2014 Annual Conference

January 15-19, 2014 I Grand Hyatt San Antonio I San Antonio, TX

Findings From An Extended Case Management U.S. Refugee Resettlement Program

Sunday, January 19, 2014: 10:45 AM
Marriott Riverwalk, Alamo Ballroom Salon C, 2nd Floor Elevator Level BR (San Antonio, TX)
* noted as presenting author
Stacey A. Shaw, MSW, PhD Candidate, Columbia University, New York City, NY
Patrick Poulin, MSW, Executive Director, International Rescue Committee, Salt Lake City, UT
Purpose: Current United States refugee resettlement services are often inadequate to help refugees become self-sufficient and fail to promote holistic wellbeing and community integration for incoming families. This evaluation considers 434 newly arrived refugee households that participated in an Extended Case Management program from March 2009 through July 2011 in Salt Lake City, Utah. The evaluation explores how employment, wellbeing, and service needs changed over the course of participation in this program.

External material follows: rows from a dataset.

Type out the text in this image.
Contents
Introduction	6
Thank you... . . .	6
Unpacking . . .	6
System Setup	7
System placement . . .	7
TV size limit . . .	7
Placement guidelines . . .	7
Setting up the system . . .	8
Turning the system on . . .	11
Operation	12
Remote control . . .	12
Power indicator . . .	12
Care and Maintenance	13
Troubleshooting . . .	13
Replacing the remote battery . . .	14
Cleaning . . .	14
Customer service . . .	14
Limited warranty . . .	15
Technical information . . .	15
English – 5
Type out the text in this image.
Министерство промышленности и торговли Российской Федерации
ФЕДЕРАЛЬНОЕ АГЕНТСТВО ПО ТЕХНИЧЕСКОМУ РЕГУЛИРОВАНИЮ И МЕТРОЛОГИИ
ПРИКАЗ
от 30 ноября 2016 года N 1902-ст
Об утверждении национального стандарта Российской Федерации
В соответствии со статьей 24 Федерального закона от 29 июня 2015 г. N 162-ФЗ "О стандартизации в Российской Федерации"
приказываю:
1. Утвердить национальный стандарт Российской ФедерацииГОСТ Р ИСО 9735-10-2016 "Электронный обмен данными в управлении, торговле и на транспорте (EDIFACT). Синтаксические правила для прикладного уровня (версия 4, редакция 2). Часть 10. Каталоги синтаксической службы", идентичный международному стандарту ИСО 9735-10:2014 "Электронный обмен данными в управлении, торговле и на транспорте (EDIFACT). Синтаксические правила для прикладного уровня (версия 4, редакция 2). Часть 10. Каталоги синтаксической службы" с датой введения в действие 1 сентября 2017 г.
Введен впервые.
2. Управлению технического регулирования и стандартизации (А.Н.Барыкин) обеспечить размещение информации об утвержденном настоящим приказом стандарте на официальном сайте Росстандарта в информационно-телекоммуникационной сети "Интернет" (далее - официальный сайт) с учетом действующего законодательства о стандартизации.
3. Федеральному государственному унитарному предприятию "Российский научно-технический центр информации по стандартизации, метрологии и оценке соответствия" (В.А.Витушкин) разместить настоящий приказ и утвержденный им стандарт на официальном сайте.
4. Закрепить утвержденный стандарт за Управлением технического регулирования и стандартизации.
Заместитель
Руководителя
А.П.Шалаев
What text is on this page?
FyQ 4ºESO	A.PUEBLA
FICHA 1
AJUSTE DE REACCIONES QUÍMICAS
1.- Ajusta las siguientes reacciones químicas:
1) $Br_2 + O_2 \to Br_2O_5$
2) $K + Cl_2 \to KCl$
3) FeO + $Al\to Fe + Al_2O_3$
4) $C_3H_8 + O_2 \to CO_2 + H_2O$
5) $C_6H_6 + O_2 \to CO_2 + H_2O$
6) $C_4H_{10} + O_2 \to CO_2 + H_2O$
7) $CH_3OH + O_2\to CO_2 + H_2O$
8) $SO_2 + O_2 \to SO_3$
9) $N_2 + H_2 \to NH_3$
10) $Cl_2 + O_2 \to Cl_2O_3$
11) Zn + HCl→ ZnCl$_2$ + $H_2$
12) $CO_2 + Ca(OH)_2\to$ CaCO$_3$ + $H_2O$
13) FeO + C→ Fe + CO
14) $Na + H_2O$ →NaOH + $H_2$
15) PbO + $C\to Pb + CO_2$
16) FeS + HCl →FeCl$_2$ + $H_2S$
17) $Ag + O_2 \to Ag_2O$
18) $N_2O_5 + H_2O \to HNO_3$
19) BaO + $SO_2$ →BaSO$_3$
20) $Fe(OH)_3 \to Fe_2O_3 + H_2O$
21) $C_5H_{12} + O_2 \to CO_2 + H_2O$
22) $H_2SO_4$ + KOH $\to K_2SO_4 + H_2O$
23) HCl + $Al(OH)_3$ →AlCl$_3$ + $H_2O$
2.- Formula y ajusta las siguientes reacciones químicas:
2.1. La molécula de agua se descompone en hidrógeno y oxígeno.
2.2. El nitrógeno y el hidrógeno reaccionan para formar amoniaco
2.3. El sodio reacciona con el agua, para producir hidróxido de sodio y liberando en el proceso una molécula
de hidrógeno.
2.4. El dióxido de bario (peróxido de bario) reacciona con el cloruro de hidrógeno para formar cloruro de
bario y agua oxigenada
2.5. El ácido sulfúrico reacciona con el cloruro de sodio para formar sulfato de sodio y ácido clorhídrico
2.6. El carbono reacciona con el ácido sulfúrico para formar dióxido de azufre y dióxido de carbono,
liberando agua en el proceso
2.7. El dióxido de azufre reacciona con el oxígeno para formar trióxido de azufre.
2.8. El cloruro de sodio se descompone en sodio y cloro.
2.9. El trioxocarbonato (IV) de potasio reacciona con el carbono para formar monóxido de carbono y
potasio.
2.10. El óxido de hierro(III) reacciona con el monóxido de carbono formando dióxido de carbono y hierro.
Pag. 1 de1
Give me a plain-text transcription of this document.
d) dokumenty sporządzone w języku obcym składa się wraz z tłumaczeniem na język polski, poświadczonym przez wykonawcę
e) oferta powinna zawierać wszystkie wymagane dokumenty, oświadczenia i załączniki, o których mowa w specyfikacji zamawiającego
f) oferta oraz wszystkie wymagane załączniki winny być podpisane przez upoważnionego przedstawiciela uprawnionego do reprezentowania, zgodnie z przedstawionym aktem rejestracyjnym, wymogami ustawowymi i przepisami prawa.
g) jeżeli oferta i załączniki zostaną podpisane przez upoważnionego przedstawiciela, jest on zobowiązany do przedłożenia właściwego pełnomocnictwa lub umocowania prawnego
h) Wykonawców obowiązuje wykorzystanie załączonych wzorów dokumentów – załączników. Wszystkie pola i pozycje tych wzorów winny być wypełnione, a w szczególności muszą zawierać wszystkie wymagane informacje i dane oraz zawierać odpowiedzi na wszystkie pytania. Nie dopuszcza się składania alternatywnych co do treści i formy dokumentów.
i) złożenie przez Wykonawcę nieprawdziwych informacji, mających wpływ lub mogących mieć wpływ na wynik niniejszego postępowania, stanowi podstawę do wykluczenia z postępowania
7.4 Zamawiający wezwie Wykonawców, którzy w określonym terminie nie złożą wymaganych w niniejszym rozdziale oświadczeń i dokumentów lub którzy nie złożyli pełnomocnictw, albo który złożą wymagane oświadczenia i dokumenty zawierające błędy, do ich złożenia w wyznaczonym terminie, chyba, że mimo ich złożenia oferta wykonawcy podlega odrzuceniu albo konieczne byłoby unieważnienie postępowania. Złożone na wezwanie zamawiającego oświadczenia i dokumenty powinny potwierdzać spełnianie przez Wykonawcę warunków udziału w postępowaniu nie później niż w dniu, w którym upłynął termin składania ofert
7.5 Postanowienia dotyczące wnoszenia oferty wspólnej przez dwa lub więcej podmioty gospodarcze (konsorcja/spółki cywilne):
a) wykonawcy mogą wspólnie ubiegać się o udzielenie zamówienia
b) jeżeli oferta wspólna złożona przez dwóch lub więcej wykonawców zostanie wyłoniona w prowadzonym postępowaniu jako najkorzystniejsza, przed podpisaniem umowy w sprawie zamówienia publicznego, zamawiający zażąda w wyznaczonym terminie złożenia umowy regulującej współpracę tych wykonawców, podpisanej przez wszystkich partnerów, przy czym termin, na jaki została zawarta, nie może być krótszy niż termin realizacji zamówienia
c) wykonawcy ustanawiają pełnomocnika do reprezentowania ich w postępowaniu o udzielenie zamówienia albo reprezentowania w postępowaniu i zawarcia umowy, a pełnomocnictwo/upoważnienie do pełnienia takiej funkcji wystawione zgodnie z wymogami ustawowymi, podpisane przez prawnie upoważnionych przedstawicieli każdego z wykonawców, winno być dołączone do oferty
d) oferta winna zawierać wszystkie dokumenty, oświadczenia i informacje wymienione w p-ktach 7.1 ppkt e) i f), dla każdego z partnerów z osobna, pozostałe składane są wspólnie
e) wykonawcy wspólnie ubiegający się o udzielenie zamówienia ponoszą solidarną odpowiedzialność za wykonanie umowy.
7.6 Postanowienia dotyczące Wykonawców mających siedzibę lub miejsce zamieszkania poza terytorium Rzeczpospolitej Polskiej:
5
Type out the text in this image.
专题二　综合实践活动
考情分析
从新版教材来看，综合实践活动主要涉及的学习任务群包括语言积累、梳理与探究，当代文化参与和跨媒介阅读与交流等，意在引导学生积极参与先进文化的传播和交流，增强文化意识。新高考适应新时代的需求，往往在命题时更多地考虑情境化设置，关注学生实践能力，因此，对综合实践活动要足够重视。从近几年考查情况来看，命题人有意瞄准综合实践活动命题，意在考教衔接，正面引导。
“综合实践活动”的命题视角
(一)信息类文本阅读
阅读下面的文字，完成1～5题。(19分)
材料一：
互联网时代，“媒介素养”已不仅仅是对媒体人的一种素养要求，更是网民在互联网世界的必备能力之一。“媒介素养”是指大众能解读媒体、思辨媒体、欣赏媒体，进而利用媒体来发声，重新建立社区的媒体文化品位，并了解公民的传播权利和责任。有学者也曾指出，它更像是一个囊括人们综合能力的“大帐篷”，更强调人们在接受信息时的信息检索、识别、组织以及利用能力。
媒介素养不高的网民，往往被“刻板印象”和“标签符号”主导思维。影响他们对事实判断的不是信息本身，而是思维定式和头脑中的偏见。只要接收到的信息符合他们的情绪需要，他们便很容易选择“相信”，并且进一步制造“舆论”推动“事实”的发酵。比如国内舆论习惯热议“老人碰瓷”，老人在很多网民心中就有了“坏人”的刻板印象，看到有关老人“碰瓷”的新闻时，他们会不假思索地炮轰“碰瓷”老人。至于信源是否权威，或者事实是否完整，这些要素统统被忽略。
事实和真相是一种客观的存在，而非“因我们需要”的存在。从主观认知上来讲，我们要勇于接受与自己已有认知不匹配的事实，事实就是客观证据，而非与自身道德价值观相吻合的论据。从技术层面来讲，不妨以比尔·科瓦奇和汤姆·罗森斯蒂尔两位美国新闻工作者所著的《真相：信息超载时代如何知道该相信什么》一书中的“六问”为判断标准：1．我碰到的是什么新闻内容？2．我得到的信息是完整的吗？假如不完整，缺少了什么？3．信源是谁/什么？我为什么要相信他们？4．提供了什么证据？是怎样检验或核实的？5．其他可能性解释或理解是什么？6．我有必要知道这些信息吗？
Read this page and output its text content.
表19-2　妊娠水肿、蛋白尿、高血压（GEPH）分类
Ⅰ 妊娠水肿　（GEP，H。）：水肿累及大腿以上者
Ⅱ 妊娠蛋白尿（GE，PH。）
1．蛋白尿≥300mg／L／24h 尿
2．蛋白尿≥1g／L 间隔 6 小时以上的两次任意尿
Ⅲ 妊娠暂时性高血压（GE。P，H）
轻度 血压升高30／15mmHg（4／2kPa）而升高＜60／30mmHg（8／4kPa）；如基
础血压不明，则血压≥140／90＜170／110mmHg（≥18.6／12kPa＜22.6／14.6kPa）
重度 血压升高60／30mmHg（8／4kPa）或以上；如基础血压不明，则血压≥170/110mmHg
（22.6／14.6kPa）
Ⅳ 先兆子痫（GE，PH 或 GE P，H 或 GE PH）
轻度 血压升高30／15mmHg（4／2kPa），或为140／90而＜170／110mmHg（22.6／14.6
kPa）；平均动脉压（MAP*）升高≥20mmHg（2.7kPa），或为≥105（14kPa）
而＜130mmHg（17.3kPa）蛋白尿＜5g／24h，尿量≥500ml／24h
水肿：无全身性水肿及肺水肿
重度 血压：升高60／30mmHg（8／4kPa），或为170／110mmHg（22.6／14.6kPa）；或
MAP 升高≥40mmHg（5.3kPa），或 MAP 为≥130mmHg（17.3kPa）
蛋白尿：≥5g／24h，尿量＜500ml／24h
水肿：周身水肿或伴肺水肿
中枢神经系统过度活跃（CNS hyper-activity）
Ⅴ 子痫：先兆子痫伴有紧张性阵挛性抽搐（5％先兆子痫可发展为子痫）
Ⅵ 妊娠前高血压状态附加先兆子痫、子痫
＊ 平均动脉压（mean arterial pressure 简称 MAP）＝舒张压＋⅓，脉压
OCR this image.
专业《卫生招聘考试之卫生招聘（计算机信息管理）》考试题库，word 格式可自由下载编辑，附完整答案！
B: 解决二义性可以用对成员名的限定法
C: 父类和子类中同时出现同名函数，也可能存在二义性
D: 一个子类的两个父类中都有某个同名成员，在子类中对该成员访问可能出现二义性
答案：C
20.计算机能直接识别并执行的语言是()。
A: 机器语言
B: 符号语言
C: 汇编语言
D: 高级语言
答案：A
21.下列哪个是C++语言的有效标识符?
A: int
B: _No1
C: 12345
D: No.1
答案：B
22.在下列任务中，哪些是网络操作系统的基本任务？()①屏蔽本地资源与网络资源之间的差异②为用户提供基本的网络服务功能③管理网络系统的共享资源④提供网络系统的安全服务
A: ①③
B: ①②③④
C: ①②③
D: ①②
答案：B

Methods: Every three months in the process of service delivery, caseworkers conducted a language specific assessment with at least one adult member of the household. To measure wellbeing, caseworkers asked clients to choose a number to describe how well they felt their household was doing in each area (overall adjustment, health, employment, finances, education and language, housing, and family/community). As an indicator of integration, caseworkers also asked clients whether or not they needed assistance with a variety of services in 6 specific categories. Households were also asked to evaluate agency services. Additionally, employment outcomes were tracked over time. To consider possible factors associated with wellbeing, integration, employment, and perspectives on agency services over repeated assessments, generalized estimating equations (GEE) were used. Multivariate models included the following covariates: employment status, country of origin, household type, English ability, literacy, education, employment history, whether or not the family had a caseworker from the same country of origin, and time in transit (number of years between leaving the country of origin and resettlement to a third country).

Results: Substantial improvements in wellbeing and reductions in needs in relation to health, employment, finances, housing, education, and family/community circumstances were observed over the course of two years. Variations in wellbeing and integration over time were related primarily to English ability at arrival, household type, country of origin, and employment status. Education, employment experience prior to arrival, and literacy were also associated with some outcomes. Employment increased dramatically over time, with at least one person employed in over 75% of households that had reached 24 months of extended case management support.

Implications: Rapid and substantial improvements were observed over the two-year period among refugee groups with diverse backgrounds who participated in this extended case management program. As families and individuals adjusted to life in the U.S. and found jobs, they reported that their wellbeing improved while their needs for outside assistance decreased dramatically. Despite the challenges inherent to standardizing programs for such diverse clientele as resettled refugees and despite the difficulties of outcome measurement, this report shares a practical model of service provision that is focused on the foundational resettlement goal of employment, while incorporating supportive services to enhance wellbeing and integration experiences. Intensive and extended case management services are necessary to assure that newly arrived refugees gain sufficient access to health care, mental health care, affordable housing, English language training, child care, transportation, and other fundamental services.